Sung Chien-liang (宋建樑), the leader of the Chinese Nationalist Party’s (KMT) efforts to recall Democratic Progressive Party (DPP) Legislator Lee Kun-cheng (李坤城), caused a national outrage and drew diplomatic condemnation on Tuesday after he arrived at the New Taipei City District Prosecutors’ Office dressed in a Nazi uniform. Sung performed a Nazi salute and carried a copy of Adolf Hitler’s Mein Kampf as he arrived to be questioned over allegations of signature forgery in the recall petition.
The KMT’s response to the incident has shown a striking lack of contrition and decency. Rather than apologizing and distancing itself from Sung’s actions, the party poured fuel on the fire, deflecting blame and accusing President William Lai (賴清德) of running a dictatorship. Ironically, its response has only underlined Taiwanese disgust for the party’s actions over the past year, adding further fuel to the recall campaigns.
KMT Chairman Eric Chu (朱立倫) said Sung’s action was merely “the use of irony against the DPP’s vicious dictatorship,” while further inflaming tensions by branding the DPP “green communists” intent on silencing all opposition.
It was only in the face of significant criticism from domestic and especially foreign sources — with the German Institute Taipei saying it was “shocked” to see the use of Nazi symbolism for political aims and Israeli Representative to Taiwan Maya Yaron posting a video expressing horror at the use of such political symbols — that Chu changed his tone.
“Fascist and Nazi dictatorships are universally condemned, as are communist dictatorships, all of which the KMT firmly opposes,” he said later, seeking not only to protect the KMT’s image, but also to burnish its “anti-communist” credentials in the face of growing public anger over its perceived pro-China actions.
As Huang Wei-ping (黃惟冰) wrote of Chu in an op-ed published on Thursday in the Chinese-language Liberty Times (the sister paper of the Taipei Times), it is astonishing that a well-educated intellectual and chairman of a major party in Taiwan chose not to definitively draw a line between Sung’s actions and his party.
As many commentators have pointed out, it was not the first time the KMT has invoked Nazi imagery in a deeply inappropriate way. During the presidential election in 2004, the party took out a full-page newspaper advertisement showing a picture of Adolf Hitler in a Nazi uniform with the words: “Change the President, End A-bian’s [former president Chen Shui-bian’s (陳水扁)] Dictatorship.” While it apologized to the Jewish community, it did not do so to Chen.
Underlying the KMT’s grotesque portrayals of the DPP as dictators is the deeper reality of a party unable to come to terms with a Taiwanese electorate that has little interest in its pro-China ideology.

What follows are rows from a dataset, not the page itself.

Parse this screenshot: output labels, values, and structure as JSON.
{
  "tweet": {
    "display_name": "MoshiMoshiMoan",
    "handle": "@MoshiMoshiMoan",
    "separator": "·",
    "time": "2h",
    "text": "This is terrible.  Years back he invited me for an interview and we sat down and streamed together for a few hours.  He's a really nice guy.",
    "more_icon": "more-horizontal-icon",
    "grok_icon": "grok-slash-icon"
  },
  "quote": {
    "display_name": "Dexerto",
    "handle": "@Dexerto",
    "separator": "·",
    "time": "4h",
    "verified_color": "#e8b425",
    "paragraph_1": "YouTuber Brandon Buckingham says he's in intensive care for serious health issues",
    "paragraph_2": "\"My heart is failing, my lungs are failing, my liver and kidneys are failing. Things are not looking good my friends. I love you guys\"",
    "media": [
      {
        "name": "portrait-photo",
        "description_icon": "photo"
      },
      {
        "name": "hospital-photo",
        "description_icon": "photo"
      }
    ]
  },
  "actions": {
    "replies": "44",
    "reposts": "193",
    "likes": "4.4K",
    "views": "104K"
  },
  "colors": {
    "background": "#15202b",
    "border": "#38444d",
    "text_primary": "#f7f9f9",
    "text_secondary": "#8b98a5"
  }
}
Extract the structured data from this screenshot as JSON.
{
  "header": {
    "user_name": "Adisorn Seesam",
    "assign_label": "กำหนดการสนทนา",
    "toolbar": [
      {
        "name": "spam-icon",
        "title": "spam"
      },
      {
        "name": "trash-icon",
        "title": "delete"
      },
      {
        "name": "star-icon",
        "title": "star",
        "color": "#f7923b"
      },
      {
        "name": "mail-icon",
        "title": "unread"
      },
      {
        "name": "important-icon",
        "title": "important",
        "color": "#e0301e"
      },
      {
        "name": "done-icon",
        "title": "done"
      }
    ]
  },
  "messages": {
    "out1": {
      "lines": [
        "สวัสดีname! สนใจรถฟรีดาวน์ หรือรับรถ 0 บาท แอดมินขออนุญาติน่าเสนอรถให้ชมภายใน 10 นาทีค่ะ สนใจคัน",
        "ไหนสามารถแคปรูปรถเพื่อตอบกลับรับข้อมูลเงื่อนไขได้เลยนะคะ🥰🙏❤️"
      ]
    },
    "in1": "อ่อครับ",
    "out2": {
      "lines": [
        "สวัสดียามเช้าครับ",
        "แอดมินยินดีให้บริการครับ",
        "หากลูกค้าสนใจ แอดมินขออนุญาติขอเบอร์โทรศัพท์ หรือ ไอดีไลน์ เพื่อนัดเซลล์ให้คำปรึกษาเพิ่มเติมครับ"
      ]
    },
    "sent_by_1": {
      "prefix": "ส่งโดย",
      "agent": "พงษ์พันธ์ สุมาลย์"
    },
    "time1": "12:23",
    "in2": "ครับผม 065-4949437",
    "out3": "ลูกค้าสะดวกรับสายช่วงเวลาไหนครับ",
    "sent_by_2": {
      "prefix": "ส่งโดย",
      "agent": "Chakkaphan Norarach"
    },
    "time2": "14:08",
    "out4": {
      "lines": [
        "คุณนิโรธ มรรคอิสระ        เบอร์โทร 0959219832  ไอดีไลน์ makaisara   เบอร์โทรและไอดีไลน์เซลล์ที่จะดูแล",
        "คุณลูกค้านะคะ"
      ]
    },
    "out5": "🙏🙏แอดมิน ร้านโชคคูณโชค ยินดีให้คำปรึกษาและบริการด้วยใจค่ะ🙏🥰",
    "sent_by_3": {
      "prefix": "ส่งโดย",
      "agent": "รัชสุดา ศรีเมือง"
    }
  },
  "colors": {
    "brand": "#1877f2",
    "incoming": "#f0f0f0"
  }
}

In today’s Taiwan, policies that seek to protect its sovereignty in the face of Beijing’s threats are not “green communism” — they are mainstream democratic choices.
Asked about his actions drawing international condemnation, Sung said: “This is China, it is not a foreign land,” showing not only a complete lack of contrition and blatant disrespect toward other countries, but also, by calling the nation “China,” highlighted just how out of touch the KMT often is with mainstream Taiwanese society.
Keelung City Councilor Jiho Chang (張之豪) wrote on social media that Sung is “one of the 3.2 percent in Taiwan who self-identify as Chinese... He represents a fringe, troubled political minority — not Taiwan.”
So long as the KMT continues to pander to fringes, while promoting unpopular policies perceived as harming Taiwan, it will face strong resistance from mainstream society — a reality reflected in the widespread support for the recall campaigns targeting its legislators. The driving force behind these campaigns is not “DPP authoritarianism,” but widespread frustration with the KMT’s deference to Beijing and its role in obstructing efforts to build a unified domestic front against Chinese aggression.